La regina d'Africa (The African Queen, 1951) – Sunset BoulevardUn film di John Huston. Con Humphrey Bogart, Katharine Hepburn, Robert Morley, Theodore Bikel, Peter Bull. Titolo originale The African Queen. Avventura, Ratings: Kids+16, durata 105 min. – USA 1951. MYMONETRO La regina d’Africa * * * * - valutazione media: 4,00 su 9 recensioni di critica, pubblico e dizionari.

Africa all’inizio della prima guerra mondiale. In una piccola missione metodista condotta dal pastore Samuel Sayer e da sua sorella Rose la notizia dello scoppio delle ostilità viene portata da Charlie, un canadese semialcolizzato che trasporta merci su un’imbarcazione denominata African Queen. Di lì a poco i tedeschi, che presidiano la zona, incendieranno il villaggio e feriranno a morte il pastore. Charlie propone a Rose di allontanarsi con lui ma la donna ha un progetto ben più ambizioso. Venuta a conoscenza della presenza della “Luisa” (una nave della Marina tedesca) in un lago raggiungibile percorrendo il fiume su cui la Regina d’Africa sta navigando, vuole farla affondare utilizzando l’esplosivo che Charlie trasporta. La missione non sarà facile ma cementerà l’inizialmente difficile rapporto tra i due trasformandolo in amore.
“Una storia in cui due persone vanno su e giù su un fiume africano… A chi può interessare? Farete fallimento”. (Il produttore inglese Alexander Korda a Sam Spiegel nel momento in cui quest’ultimo decide di produrre La Regina d’Africa).
Non sono pochi i film entrati nella leggenda del cinema per il loro valore e per le vicende produttive che li accompagnarono ma questa opera di John Huston è sicuramente uno dei più esemplari. Perché sin dall’inizio si trattava di un progetto a rischio a causa del soggetto (finì invece per costare 1,3 milioni di dollari incassandone subito 4,3 e offrendo ad Humphrey Bogart l’Oscar quale migliore attore). Il rischio ulteriore era poi costituito dalle riprese in esterno realizzate nel continente africano (tra Uganda e Zaire) con un protagonista (Bogart) troppo abituato agli studios per apprezzare la stravaganza. Che invece interessava molto a Huston, all’epoca maniaco della caccia grossa all’elefante. Peter Viertel (chiamato a sostituire nella stesura della sceneggiatura Patrick Agee che la stava completando direttamente in loco) documenta questa passione nel romanzo che diventerà nel 1990 un film con lo stesso titolo Cacciatore bianco, cuore nero, diretto e interpretato da Clint Eastwood. Se a questo si aggiunge il piacere leggermente sadico che il regista provava nel mettere in difficoltà gli attori il quadro è completo. Basti citare la scena in cui Charlie/Bogart è assalito dalle sanguisughe per capire come “il Mostro” (come lo chiamavano sul set) si divertisse. In studio fece portare un secchio pieno di veri anellidi salvo poi usarne di finti. Solo per mettere in tensione fino all’ultimo l’attore.

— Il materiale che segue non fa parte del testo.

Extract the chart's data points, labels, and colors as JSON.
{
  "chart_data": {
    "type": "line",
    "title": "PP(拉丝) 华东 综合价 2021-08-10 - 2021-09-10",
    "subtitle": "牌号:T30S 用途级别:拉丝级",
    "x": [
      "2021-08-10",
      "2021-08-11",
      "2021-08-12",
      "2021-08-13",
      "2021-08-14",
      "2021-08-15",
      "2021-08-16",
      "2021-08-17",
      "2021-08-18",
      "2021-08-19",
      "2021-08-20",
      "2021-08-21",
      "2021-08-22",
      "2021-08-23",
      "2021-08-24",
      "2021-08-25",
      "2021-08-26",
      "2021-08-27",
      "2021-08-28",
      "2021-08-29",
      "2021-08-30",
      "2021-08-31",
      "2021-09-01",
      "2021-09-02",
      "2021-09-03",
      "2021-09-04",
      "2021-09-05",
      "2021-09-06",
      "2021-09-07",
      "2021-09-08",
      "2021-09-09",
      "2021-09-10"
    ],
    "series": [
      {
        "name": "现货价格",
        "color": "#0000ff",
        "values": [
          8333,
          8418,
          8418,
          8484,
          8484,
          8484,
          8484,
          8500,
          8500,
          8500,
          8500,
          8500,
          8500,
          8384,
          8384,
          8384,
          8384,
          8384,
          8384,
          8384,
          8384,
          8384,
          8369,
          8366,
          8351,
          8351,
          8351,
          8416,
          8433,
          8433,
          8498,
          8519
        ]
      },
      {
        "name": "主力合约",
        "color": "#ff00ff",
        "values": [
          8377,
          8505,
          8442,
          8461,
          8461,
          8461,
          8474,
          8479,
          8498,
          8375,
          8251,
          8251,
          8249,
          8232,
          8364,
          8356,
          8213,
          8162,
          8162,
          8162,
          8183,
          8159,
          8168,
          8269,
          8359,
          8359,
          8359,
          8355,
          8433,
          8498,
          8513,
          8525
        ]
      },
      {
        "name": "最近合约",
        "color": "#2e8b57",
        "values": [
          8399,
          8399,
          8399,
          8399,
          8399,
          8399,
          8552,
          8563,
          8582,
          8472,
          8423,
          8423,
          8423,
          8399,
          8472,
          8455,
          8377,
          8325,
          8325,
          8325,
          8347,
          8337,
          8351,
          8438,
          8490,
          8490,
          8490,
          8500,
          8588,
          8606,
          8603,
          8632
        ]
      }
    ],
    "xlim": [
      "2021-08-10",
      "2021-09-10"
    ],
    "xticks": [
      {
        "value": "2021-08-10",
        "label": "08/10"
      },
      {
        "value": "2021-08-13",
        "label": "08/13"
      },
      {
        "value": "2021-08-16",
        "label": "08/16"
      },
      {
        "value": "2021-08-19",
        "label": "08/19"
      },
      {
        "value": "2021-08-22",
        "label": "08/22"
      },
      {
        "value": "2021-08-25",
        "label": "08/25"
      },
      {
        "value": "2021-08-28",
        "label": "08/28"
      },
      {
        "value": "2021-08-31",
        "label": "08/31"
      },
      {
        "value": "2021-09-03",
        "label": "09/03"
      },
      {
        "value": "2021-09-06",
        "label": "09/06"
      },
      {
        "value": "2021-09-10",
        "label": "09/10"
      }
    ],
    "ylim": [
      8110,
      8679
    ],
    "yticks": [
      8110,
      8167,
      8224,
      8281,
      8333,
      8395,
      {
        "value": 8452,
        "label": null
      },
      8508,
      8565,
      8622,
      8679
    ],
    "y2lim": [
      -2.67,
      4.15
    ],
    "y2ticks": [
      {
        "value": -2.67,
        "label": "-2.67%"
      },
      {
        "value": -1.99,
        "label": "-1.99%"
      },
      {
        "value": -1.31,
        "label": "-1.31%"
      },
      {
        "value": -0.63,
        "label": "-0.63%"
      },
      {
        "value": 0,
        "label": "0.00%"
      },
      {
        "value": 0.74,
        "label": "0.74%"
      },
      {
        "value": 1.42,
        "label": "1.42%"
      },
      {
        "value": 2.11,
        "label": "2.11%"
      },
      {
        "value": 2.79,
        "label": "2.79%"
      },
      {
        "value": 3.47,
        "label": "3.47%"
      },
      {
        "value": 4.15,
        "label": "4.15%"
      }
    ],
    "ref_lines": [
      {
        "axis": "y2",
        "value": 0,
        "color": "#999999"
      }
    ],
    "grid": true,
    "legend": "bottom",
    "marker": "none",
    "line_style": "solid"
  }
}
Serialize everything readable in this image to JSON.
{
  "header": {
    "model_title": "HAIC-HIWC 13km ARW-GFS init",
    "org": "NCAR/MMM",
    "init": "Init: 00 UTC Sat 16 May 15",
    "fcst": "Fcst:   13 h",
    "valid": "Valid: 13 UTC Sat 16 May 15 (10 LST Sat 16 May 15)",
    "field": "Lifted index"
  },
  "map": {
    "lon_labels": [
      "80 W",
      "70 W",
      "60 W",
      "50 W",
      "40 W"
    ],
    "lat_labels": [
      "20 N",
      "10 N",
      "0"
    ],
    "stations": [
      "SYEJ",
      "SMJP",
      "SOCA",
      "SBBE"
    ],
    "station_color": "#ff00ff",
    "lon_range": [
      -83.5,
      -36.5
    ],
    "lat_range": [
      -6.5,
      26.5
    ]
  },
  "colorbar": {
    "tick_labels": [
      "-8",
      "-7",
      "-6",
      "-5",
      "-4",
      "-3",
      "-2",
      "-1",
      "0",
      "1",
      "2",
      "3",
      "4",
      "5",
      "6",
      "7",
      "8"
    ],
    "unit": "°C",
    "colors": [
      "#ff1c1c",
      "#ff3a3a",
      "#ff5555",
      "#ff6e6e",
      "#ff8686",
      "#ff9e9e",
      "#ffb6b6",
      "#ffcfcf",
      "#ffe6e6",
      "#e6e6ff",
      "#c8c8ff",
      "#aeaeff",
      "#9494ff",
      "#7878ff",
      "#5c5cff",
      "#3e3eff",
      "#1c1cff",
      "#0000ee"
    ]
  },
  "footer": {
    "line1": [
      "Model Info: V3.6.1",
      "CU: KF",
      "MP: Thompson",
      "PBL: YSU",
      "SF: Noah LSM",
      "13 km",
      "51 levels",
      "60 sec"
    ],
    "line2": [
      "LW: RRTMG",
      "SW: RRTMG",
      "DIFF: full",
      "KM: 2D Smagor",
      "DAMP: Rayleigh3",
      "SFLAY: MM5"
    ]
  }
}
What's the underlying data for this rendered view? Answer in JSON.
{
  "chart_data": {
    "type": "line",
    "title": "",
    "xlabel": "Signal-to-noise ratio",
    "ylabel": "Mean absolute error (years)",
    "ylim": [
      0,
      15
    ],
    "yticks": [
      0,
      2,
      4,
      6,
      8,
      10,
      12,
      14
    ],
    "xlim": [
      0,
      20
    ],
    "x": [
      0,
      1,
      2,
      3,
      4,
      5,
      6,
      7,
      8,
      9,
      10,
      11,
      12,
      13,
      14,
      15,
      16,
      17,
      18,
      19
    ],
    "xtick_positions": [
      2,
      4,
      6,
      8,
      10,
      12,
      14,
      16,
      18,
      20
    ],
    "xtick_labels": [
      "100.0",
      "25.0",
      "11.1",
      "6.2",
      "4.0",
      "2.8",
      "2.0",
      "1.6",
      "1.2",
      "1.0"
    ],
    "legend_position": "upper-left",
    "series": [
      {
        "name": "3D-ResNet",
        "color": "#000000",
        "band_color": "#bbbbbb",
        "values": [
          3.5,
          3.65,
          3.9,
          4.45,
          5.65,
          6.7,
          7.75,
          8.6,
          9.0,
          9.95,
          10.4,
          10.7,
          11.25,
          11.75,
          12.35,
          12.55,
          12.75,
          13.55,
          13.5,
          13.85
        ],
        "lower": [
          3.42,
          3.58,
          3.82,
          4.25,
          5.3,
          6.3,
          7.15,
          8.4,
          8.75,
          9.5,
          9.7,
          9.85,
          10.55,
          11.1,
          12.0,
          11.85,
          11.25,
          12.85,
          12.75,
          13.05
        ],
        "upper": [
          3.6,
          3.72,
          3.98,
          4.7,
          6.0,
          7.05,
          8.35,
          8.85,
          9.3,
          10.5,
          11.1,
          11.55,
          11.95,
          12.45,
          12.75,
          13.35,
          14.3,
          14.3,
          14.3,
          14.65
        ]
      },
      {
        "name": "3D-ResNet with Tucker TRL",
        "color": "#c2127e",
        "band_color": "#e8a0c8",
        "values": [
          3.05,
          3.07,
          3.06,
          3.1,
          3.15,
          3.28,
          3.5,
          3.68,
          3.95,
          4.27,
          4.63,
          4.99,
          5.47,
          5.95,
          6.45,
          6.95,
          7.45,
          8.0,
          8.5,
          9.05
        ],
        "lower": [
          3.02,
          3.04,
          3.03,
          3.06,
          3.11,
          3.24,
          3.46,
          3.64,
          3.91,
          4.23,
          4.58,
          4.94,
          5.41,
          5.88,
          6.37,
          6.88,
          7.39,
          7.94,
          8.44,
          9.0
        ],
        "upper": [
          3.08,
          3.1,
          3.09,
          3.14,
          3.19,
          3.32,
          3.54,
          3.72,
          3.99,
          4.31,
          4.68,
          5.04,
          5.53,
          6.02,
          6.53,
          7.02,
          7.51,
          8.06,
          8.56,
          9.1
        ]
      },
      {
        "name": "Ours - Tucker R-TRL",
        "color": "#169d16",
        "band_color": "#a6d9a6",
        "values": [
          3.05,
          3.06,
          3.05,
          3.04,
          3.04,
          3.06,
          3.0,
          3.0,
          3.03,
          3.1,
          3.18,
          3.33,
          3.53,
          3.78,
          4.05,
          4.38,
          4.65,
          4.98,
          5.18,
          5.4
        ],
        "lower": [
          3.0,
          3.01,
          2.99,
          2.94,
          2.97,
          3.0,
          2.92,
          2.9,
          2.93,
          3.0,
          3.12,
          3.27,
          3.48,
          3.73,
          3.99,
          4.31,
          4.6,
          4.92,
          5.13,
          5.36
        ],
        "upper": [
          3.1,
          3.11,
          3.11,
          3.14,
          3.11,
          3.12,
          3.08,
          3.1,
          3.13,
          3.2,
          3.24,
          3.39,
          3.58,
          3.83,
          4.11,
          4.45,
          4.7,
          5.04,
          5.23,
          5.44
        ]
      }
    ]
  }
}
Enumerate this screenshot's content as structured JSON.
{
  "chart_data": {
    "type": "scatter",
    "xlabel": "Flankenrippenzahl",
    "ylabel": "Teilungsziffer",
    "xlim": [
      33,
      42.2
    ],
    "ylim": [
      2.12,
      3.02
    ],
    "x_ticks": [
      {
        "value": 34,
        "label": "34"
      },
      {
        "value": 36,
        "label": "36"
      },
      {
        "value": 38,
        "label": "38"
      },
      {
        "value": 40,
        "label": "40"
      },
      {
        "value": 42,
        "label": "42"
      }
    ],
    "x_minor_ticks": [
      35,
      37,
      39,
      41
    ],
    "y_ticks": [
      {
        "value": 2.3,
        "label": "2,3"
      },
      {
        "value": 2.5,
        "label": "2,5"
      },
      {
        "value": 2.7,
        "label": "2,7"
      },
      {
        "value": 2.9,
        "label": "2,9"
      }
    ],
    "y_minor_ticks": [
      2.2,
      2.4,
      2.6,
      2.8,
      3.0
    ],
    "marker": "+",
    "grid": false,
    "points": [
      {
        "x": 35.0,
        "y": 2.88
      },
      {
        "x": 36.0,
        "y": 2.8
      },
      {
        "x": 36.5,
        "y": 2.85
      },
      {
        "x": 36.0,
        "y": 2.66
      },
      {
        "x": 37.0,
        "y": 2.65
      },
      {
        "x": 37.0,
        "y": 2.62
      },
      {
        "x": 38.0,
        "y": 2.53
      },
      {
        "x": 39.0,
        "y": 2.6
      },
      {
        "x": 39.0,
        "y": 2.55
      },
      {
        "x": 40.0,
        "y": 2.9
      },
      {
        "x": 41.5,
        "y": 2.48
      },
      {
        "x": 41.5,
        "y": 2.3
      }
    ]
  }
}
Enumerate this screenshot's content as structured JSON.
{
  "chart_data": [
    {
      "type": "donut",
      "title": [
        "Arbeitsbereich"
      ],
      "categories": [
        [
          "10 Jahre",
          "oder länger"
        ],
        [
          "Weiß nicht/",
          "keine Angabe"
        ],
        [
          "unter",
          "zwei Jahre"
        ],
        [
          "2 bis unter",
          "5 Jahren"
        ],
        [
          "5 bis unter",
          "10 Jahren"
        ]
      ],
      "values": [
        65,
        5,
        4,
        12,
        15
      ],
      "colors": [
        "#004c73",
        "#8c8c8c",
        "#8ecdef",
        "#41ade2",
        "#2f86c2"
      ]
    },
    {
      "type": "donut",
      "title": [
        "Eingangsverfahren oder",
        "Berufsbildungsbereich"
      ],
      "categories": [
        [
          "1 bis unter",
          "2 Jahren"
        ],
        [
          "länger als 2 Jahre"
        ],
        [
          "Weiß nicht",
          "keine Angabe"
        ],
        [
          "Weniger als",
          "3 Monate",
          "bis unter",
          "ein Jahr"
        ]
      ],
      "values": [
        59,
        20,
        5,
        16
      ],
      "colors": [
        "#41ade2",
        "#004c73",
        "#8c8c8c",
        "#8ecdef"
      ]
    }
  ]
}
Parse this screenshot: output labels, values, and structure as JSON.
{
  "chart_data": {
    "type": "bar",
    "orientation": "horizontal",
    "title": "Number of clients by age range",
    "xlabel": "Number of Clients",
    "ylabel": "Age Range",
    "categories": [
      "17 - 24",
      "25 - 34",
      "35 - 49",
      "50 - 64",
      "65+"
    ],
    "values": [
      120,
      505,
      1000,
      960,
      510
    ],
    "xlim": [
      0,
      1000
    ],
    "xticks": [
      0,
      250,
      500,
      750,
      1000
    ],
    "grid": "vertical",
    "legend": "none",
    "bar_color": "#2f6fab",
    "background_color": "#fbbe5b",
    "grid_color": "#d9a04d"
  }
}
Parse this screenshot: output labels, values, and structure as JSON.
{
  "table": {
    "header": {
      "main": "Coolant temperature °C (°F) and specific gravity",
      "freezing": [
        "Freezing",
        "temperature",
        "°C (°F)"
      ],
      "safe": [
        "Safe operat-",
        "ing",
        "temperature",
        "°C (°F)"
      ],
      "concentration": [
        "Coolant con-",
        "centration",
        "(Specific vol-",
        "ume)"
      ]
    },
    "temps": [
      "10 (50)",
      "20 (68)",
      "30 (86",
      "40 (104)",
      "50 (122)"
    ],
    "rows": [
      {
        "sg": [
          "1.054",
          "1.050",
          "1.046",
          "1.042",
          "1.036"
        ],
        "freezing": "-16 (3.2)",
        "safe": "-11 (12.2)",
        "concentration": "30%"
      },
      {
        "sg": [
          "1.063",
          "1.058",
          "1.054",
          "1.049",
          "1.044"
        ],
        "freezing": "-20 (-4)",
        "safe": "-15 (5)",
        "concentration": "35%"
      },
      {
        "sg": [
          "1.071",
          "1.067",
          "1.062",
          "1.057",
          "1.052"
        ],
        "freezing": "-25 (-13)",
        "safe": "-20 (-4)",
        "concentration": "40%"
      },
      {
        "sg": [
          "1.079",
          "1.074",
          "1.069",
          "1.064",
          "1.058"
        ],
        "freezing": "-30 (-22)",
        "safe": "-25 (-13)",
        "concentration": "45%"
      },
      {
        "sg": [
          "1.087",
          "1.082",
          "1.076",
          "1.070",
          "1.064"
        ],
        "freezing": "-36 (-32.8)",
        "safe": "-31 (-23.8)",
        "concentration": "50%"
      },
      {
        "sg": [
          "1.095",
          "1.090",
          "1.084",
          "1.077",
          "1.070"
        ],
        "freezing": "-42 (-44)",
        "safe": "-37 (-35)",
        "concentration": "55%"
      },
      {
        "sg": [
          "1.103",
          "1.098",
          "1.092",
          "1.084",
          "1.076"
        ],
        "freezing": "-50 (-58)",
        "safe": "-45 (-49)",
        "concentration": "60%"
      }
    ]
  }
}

Sul piano linguistico affascina ancora oggi la sfida colta da Huston nel realizzare un film che va oltre i generi consolidati. Infatti commedia, romanticismo, avventura e dramma si alternano e si fondono in un’opera sostanzialmente teatrale. Perché, sequenze iniziali e finali a parte, La Regina d’Africa è una pièce teatrale a due il cui palcoscenico è costituito dalle assi della scatarrante imbarcazione. La morte incombe e segna il percorso nonostante l’imposizione produttiva di modificare il finale del romanzo di C.S. Forester che si concludeva con il fallimento dell’impresa e la scomparsa di Rose nei flutti. Huston, nonostante l’happy end, scava nei corpi dei suoi protagonisti spingendoli allo stremo per compiere un’impresa non ‘eroica’ (non ne hanno le caratteristiche) ma ‘necessaria’.
In questo va tenuto conto del fatto che il romanzo era stato pubblicato nel 1935, che c’erano stati due tentativi abortiti di tradurlo per lo schermo con le coppie Laughton/Lanchester e Davis/Niven ma che ora sulla pelle di molte famiglia americane bruciavano ancora i segni di una guerra vinta contro i tedeschi che era però costata le vite di molti soldati Ryan.